M. Philippe Marini, président. - Voilà qui est concret !

M. Éric Doligé, rapporteur. - J'ai toujours été frappé par l'imposition de normes ne correspondant pas à la réalité des territoires d'outre-mer, obligés d'importer d'Europe, à 10 000 kilomètres, des produits qu'ils pourraient trouver à 100 kilomètres. C'est pourquoi ceux qui en ont les moyens souhaitent changer de statut ; ceux qui ne les ont pas restent dans le cadre des règles européennes, en attendant... La Guyane sera peut-être un jour, avec son pétrole, son bois, son or qu'on lui empêche d'exploiter, suffisamment riche pour sortir du statut de DOM et de RUP.

M. Jean-Paul Emorine. - Nous débattons d'un territoire peuplé de 6 000 de nos concitoyens, représenté au Sénat par notre collègue Michel Magras, qui est très présent.

M. Philippe Marini, président. - C'est un collègue exemplaire.

M. Éric Doligé, rapporteur. - En outre, Saint-Barthélemy est le seul territoire qui, au lieu de recevoir de l'argent de la métropole, est un contributeur net !

M. Philippe Marini, président. - C'est le seul que je connaisse où l'on nous dit que la défiscalisation ne sert à rien : ce sont des gens sympathiques !
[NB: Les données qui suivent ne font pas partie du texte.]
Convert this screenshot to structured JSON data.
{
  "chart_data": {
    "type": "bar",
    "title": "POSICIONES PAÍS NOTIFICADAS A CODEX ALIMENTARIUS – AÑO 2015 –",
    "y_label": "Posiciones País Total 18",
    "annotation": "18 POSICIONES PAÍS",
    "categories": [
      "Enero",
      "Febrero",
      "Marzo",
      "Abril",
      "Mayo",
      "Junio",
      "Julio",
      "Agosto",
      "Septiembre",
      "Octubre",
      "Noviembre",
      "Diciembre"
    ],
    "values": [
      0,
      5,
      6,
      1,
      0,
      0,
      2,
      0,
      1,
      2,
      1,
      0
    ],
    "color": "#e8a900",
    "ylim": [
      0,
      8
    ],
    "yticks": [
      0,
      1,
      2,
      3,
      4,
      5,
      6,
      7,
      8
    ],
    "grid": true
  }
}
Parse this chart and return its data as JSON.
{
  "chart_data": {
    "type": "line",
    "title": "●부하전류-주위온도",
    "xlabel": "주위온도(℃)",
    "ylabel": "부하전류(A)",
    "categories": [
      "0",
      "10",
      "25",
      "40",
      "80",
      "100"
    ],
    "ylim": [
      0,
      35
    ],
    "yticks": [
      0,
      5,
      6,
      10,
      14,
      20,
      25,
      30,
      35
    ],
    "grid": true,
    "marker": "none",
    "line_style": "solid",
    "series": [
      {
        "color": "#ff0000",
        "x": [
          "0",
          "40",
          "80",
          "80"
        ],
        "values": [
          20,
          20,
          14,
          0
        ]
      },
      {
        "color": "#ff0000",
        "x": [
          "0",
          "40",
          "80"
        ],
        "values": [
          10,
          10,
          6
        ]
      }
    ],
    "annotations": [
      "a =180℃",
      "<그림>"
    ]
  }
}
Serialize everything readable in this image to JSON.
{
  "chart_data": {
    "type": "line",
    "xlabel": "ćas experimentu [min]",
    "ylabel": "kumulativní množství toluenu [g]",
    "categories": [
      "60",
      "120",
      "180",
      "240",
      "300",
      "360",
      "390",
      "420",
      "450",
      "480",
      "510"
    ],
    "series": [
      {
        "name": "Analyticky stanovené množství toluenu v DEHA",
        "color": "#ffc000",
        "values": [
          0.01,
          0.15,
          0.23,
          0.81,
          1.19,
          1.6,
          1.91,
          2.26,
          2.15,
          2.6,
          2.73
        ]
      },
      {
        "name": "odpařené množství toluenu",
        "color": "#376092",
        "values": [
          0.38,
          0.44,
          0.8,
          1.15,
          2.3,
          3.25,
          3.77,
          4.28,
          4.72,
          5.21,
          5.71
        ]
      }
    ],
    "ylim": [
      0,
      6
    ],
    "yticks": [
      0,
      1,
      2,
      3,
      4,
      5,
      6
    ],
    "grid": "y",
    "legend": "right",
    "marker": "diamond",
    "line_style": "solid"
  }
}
M. Éric Bocquet. - Je m'interroge sur l'article 9. Qui sera compétent pour saisir la Cour de justice de l'Union européenne ? Le Parlement, le Gouvernement, l'Union européenne ?

M. Éric Doligé, rapporteur. - Nous allons le vérifier, mais a priori le Gouvernement ou l'Union européenne, qui sont partenaires de l'accord.

M. Richard Yung. - Si nous ne ratifiions pas l'accord, que se passerait-il ?

M. Éric Doligé, rapporteur. - Saint-Barthélemy ne disposerait plus de base légale pour conserver l'euro à partir du 1er janvier 2012. Le territoire devrait, comme la Nouvelle-Calédonie, se doter de sa propre monnaie. Sans doute, pour des raisons de proximité, serait-elle alors fondée sur le dollar américain...

M. Philippe Marini, président. - Ils continueraient à vivre !

M. Éric Doligé, rapporteur. - Ce n'est pas simple de sortir de l'euro... et de changer de monnaie...

M. Philippe Marini, président. - Ce projet de loi permet à nos concitoyens de Saint-Barthélemy de continuer à bénéficier des avantages considérables de la monnaie unique : c'est un acte de foi dans l'euro !

M. Éric Bocquet. - Je m'abstiens.

La commission adopte le projet de loi autorisant la ratification de l'accord monétaire entre la République française et l'Union européenne relatif au maintien de l'euro à Saint-Barthélemy, à la suite de son changement de statut au regard de l'Union européenne, et propose qu'il fasse l'objet d'une procédure d'examen simplifié en séance publique, en application des dispositions de l'article 47 decies du règlement du Sénat.